Nicolás Maduro
El autobusero audaz
Nicolás Maduro (Caracas, 1962) ha dado esta semana un paso más hacia el desastre, hacia su conversión definitiva en paria internacional que no es consciente de la mala opinión que se tiene de él en el mundo civilizado. Lo ha hecho expulsando de esa Venezuela que dirige con mano de hierro (y cerebro de mosquito) a la embajadora de la Unión Europea, donde ya no se le tenía mucho aprecio por tirano y gañán y a la que ha obligado a tomar las justas represalias diplomáticas. Como tiene al ejército de su parte, al antiguo autobusero reciclado en caudillo le parece que puede hacer lo que se le antoje con su pueblo y con las potencias extranjeras (coincidiendo con la salida de pata de banco de la expulsión de la representante de la UE, la ha tomado un poco más con Juan Guaidó y la oposición en general, a la que ha aplicado una nueva sesión de su tradicional terapia de choque). Parece darle lo mismo que la población se le fugue a manadas, quizás porque se le sigue apareciendo su antecesor, el difunto Hugo Chávez, en forma de pajarico para susurrarle al oído que lo está haciendo muy bien. Tal vez el día en que haya que importar petróleo se dé cuenta de que no es ni un caudillo providencial ni el sucesor ideal de Chávez, quien, aunque también era un rato bestia, tenía más carisma y no concentraba a tanto inepto en el gobierno de la nación.

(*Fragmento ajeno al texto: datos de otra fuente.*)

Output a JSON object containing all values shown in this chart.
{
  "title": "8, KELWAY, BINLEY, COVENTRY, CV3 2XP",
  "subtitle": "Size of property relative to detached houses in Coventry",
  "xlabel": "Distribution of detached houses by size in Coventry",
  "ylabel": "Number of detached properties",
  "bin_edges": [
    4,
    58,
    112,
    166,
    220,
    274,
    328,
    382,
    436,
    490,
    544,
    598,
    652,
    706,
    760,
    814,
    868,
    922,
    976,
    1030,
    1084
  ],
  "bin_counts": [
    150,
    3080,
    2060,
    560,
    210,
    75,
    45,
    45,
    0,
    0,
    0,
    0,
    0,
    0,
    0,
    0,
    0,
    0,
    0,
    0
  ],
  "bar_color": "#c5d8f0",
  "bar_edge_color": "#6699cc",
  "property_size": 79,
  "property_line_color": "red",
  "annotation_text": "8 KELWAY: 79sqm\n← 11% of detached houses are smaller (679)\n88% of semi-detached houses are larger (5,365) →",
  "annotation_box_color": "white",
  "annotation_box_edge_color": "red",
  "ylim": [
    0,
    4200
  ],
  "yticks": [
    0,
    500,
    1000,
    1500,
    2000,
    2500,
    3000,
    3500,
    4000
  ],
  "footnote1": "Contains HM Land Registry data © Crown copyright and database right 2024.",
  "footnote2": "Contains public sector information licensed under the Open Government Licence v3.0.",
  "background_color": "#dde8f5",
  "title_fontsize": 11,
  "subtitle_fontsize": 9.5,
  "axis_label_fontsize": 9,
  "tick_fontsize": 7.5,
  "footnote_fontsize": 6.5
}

No negaré que empezar conduciendo un autobús en Caracas y acabar de presidente del país es una gesta que no está al alcance de cualquiera, aunque la receta que siguió Maduro para conseguirlo es de una sencillez aplastante: le bastó con convertirse en la sombra de Chávez, en su sicofante número uno, para escalar hasta lo más alto, donde, a este paso, se puede quedar hasta que las ranas críen pelo (o los militares se le reboten). Como político es desastroso y como ideólogo socialista, una broma de mal gusto que solo entiende Pablo Iglesias. Pero mientras los milicos le obedezcan --no se sabe si por lealtad o por dinero y prebendas--, el hombre va a estar haciendo como que dirige una potencia petrolífera hasta el día del juicio.
La comunidad internacional está teniendo mucha paciencia con Nicolás Maduro, aunque se le percibe justamente como un grano en el culo de la democracia y un tiranuelo de parodia. Pero yo de él no tensaría mucho la cuerda, ni con Europa ni con los Estados Unidos. Romper relaciones diplomáticas con la UE no es una iniciativa muy inteligente, pero, ¿acaso lo es alguna de las que salen de su prodigioso caletre o del de sus ejemplares ministros, ministrillos, subsecretarios y subsecretarillos? Maduro acabará cayendo y los que le aplaudían echarán pestes de él por haber convertido Venezuela en un erial, pero, de momento, ante una oposición desunida y una comunidad internacional con problemas más urgentes que resolver, aún puede hacerse el sueco unos años más. Sobre todo, si se esfuerza en pasar desapercibido --como hace en Nicaragua Daniel Ortega, del que ya ni se habla en la prensa-- y deja de dar la nota con numeritos como el de la expulsión de la representante de la UE en Venezuela.